Not every patient does need one, I agree with you. I am just saying, I personally do not look for reasons to not do something. If I do, I document why not (if you have a protocol for doing something). Like I said, big supporter of no longboards, but getting everyone in the field on the same page is going to take a long time.

I understand, you do not care what my opinion on you is. You do not know me nor do I know you. I do not judge, I am just saying, that some people have this attitude and their reason is normally laziness not patient care. I am not trying to offend anyone, and I hope that I don't.
 
UNLESS the protocols specifically call for a board.

This is the kind if thing that gets new EMTs in trouble. If the protocols require it, you need to do it, until you're in a position to change the protocols or move to a new service.

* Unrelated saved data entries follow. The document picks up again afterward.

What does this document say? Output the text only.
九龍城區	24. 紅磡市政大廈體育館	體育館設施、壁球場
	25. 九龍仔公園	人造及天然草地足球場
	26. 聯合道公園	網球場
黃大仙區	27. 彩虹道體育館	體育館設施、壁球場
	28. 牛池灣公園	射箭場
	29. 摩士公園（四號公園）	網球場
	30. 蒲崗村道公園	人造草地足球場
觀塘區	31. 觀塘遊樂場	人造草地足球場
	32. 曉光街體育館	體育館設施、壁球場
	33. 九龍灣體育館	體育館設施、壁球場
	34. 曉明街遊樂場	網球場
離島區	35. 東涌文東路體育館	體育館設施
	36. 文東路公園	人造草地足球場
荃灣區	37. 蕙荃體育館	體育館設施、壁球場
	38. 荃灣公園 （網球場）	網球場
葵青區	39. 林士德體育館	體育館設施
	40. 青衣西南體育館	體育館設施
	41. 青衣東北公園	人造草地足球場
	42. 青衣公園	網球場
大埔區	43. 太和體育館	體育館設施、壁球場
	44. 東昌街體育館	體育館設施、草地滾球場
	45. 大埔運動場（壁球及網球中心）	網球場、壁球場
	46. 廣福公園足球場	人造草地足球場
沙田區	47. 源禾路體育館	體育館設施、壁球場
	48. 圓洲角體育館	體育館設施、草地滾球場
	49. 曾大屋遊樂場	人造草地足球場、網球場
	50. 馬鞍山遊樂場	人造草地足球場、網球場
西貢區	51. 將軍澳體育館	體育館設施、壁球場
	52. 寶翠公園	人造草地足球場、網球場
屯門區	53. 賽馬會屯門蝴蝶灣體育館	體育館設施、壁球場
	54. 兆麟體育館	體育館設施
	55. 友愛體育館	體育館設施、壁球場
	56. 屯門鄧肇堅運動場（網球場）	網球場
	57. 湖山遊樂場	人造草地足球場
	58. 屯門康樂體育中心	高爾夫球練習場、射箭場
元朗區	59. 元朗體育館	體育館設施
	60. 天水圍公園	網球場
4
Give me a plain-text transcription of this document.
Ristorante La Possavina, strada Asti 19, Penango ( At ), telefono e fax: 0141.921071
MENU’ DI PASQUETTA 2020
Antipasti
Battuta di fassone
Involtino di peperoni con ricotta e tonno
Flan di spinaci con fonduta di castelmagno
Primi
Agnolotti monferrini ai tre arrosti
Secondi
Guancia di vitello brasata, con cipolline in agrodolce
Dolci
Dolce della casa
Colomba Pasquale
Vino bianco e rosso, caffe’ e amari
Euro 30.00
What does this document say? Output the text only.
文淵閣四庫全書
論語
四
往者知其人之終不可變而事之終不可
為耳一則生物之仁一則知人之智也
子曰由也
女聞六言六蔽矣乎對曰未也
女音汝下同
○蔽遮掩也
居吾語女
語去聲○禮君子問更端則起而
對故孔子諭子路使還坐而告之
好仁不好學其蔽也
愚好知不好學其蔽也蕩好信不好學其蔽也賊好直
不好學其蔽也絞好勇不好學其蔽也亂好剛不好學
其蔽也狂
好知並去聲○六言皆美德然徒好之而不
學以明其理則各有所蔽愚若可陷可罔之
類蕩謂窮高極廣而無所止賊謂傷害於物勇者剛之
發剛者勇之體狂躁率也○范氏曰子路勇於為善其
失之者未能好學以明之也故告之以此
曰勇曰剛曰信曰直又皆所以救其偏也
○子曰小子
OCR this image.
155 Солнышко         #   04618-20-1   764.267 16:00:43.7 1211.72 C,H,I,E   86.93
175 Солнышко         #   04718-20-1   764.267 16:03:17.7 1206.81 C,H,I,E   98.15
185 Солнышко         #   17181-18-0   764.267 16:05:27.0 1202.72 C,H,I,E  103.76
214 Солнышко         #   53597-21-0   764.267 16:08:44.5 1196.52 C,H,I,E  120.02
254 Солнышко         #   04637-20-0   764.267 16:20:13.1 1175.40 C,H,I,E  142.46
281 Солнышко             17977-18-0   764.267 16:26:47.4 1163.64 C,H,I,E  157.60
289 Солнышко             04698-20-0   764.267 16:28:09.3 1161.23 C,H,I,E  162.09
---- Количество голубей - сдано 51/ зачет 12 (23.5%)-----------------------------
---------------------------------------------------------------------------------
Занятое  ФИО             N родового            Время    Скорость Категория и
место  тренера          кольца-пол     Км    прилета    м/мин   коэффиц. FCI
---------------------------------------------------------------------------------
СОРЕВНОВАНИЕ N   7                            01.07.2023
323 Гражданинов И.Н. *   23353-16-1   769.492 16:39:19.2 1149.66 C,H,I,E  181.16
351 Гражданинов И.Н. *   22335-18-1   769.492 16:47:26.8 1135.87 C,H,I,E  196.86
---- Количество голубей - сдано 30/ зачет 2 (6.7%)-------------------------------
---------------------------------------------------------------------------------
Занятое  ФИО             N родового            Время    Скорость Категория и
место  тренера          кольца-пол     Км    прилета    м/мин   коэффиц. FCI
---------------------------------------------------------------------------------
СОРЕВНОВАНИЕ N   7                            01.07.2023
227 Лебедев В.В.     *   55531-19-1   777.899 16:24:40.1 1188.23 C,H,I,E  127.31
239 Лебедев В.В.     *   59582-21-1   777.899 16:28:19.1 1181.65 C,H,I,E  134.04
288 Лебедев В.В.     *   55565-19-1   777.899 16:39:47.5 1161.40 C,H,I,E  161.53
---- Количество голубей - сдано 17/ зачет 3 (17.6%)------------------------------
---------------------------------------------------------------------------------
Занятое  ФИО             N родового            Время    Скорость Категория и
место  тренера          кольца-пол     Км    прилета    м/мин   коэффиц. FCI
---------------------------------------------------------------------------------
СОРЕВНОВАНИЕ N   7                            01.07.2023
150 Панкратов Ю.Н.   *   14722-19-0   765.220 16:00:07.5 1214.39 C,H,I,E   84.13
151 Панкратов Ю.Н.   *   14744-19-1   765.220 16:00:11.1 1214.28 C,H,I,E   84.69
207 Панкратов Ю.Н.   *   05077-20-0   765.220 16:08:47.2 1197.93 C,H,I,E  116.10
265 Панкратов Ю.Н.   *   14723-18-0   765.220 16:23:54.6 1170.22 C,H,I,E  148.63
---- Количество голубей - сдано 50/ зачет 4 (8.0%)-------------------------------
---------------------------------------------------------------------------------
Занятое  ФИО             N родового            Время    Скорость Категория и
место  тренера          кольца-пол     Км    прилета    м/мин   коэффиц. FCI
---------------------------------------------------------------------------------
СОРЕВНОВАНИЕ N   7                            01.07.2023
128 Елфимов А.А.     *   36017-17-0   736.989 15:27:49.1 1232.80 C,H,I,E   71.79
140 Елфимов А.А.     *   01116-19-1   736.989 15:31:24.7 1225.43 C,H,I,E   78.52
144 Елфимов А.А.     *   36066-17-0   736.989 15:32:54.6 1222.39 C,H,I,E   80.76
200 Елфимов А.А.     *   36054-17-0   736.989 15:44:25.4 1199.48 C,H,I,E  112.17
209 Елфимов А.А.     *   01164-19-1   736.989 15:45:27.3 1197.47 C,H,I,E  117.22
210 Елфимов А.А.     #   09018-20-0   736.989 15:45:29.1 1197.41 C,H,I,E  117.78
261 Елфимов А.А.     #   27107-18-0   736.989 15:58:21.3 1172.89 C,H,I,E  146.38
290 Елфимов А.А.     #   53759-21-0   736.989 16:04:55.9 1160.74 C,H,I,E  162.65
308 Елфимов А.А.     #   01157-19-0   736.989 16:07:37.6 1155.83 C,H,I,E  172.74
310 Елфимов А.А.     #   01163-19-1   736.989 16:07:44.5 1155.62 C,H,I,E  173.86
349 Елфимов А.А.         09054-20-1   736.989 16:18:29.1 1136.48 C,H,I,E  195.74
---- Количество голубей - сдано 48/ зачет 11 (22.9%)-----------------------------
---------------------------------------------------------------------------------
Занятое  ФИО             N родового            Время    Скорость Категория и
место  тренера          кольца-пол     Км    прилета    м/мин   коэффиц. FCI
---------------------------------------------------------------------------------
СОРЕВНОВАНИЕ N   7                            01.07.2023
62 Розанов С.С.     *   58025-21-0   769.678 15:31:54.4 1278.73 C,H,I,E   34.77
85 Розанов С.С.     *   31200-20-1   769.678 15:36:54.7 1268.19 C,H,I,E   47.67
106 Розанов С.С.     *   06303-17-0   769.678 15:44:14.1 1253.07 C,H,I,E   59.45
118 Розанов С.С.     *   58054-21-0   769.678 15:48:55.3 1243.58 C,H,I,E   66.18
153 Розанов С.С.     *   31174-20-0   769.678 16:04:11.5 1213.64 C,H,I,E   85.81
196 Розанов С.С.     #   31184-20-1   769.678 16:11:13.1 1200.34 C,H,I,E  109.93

The reason being the protocols reflect a standard of care and "best practices" experience.

Not, as some here would say, "Do it or they'll get mad at you".
 
Correct, but in many cases EMTs are not granted the latitude to use any critical thinking skills*. They're told to "follow the protocols. Period"

Which is why I see patients, who were ambulatory after a car wreck and talking on the cell phone, being secured to a board when they want to be checked out at the ED for neck or back discomfort.

*And not all EMTs do this, but many do.
 
If I saw someone trying to board this patient they'd suddenly find themselves in a time out. I have no tolerance for this kind of ignorance. And just because someone is intoxicated doesn't mean they get a board, whatever your protocols say.